Lead Solutions Architect AI Infrastructure

3 days ago


Hyderabad, Telangana, India Algoleap Technologies Full time ₹ 40,00,000 - ₹ 80,00,000 per year

SUMMARY

PS- Global Competency Center

Hewlett Packard Enterprise

Job Title Lead Solutions Architect AI Infrastructure & Private Cloud

Job Description:

We are seeking an experienced Lead Solutions Architect with deep expertise in AI/ML infrastructure ,  High Performance Computing (HPC), and container platforms to join our dynamic team focused on delivering HPE Private Cloud AI  and  Enterprise AI Factory Solutions. This role is instrumental in architecting, deploying, and optimizing private cloud environments that leverage HPE's co-developed solutions with NVIDIA, as well as validated HPE reference architectures, to support enterprise-grade AI workloads at scale.

The ideal candidate will bring strong technical expertise in AI infrastructure, container orchestration platforms, and hybrid cloud environments, and will play a key role in delivering scalable, secure, and high-performance AI platform solutions powered by HPE GreenLake and NVIDIA AI Enterprise technologies.

Key Responsibilities:

  1. Leadership and Strategy:

  2. Provide delivery assurance and serve as the lead design authority to ensure seamless execution of Enterprise grade container platform including Red Hat OpenShift and SUSE Rancher, HPE Private Cloud AI and HPC/AI solutions, fully aligned with customer AI/ML strategies and business objectives.

  3. Align solution architecture with NVIDIA Enterprise AI Factory design principles, including modular scalability, GPU optimization, and hybrid cloud orchestration.
  4. Oversee planning, risk management, and stakeholder alignment throughout the project lifecycle to ensure successful outcomes.

  5. Solution Planning and Design:

  6. Architect and optimize end-to-end solutions across container orchestration and HPC workload management domains, leveraging platforms such as Red Hat OpenShift, SUSE Rancher, and/or workload schedulers like Slurm and Altair PBS Pro.

  7. Ensure seamless integration of container and AI platforms with the broader software ecosystem, including NVIDIA AI Enterprise, as well as open-source DevOps, AI/ML tools, and frameworks.

  8. Opportunity assessment:

  9. Lead technical responses to RFPs, RFIs, and customer inquiries, ensuring alignment with business and technical requirements.

  10. Conduct proof-of-concept (PoC) engagements to validate solution feasibility, performance, and integration within customer environments.
  11. Assess customer infrastructure and workloads to recommend optimal configurations using validated reference architectures from HPE and strategic partners such as Red Hat, NVIDIA, SUSE, along with components from the open-source ecosystem.
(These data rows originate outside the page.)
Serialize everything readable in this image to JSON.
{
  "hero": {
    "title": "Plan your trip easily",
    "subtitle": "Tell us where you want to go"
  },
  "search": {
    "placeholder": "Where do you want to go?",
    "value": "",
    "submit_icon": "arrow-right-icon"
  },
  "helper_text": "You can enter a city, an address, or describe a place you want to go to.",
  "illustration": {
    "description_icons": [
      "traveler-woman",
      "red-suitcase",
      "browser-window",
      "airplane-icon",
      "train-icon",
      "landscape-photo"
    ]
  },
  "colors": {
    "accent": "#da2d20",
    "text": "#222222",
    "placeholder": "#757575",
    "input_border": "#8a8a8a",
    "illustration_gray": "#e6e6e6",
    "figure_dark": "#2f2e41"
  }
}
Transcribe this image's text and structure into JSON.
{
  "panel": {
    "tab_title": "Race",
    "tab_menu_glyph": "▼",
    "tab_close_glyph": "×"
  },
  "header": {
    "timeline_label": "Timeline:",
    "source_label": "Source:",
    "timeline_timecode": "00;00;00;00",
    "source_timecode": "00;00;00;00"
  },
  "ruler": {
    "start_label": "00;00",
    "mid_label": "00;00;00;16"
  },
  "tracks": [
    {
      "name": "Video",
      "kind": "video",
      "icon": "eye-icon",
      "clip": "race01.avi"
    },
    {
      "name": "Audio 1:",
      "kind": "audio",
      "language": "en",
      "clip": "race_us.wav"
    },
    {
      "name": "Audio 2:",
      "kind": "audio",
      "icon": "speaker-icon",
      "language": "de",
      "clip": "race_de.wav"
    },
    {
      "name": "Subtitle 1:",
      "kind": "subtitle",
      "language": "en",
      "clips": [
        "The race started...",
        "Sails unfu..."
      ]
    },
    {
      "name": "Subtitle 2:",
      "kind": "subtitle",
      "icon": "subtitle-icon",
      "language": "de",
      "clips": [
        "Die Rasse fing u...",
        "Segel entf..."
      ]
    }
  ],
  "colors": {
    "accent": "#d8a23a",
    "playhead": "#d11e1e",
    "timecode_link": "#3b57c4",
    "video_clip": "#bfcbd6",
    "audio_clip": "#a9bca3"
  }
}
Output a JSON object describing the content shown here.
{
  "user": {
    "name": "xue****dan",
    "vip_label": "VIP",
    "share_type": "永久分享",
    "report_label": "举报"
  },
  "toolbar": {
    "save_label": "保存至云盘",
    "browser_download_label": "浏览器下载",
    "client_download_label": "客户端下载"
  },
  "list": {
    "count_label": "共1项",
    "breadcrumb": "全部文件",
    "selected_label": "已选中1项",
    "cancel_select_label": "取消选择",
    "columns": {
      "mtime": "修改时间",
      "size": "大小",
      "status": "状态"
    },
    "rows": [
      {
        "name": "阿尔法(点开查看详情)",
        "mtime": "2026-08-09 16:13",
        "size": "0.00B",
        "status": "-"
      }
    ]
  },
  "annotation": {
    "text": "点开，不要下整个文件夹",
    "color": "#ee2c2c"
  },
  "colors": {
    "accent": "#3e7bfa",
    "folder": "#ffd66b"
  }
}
  12. Innovation and Research:

  13. Stay current with emerging technologies, industry trends, and best practices across HPC, Kubernetes, container platforms, hybrid cloud, and security to inform solution design and innovation.

  14. Customer-centric mindset:

  15. Act as a trusted advisor to enterprise customers, ensuring alignment of AI solutions with business goals.

  16. Translate complex technical concepts into value propositions for stakeholders

6. Team Collaboration:

Collaborate with cross-functional teams, including subject matter experts in infrastructure components such as HPE servers, storage, networking and data science teams to ensure cohesive and integrated solution delivery.

Mentor technical consultants and contribute to internal knowledge sharing through tech talks and innovation forums.

Required Skills:

  1. HPC & AI Infrastructure

Extensive knowledge of HPC technologies and workload scheduler such as Slurm and/or Altair PBS Pro,

Proficient in HPC cluster management tools, including HPE Cluster Management (HPCM) and/or NVIDIA Base Command Manager.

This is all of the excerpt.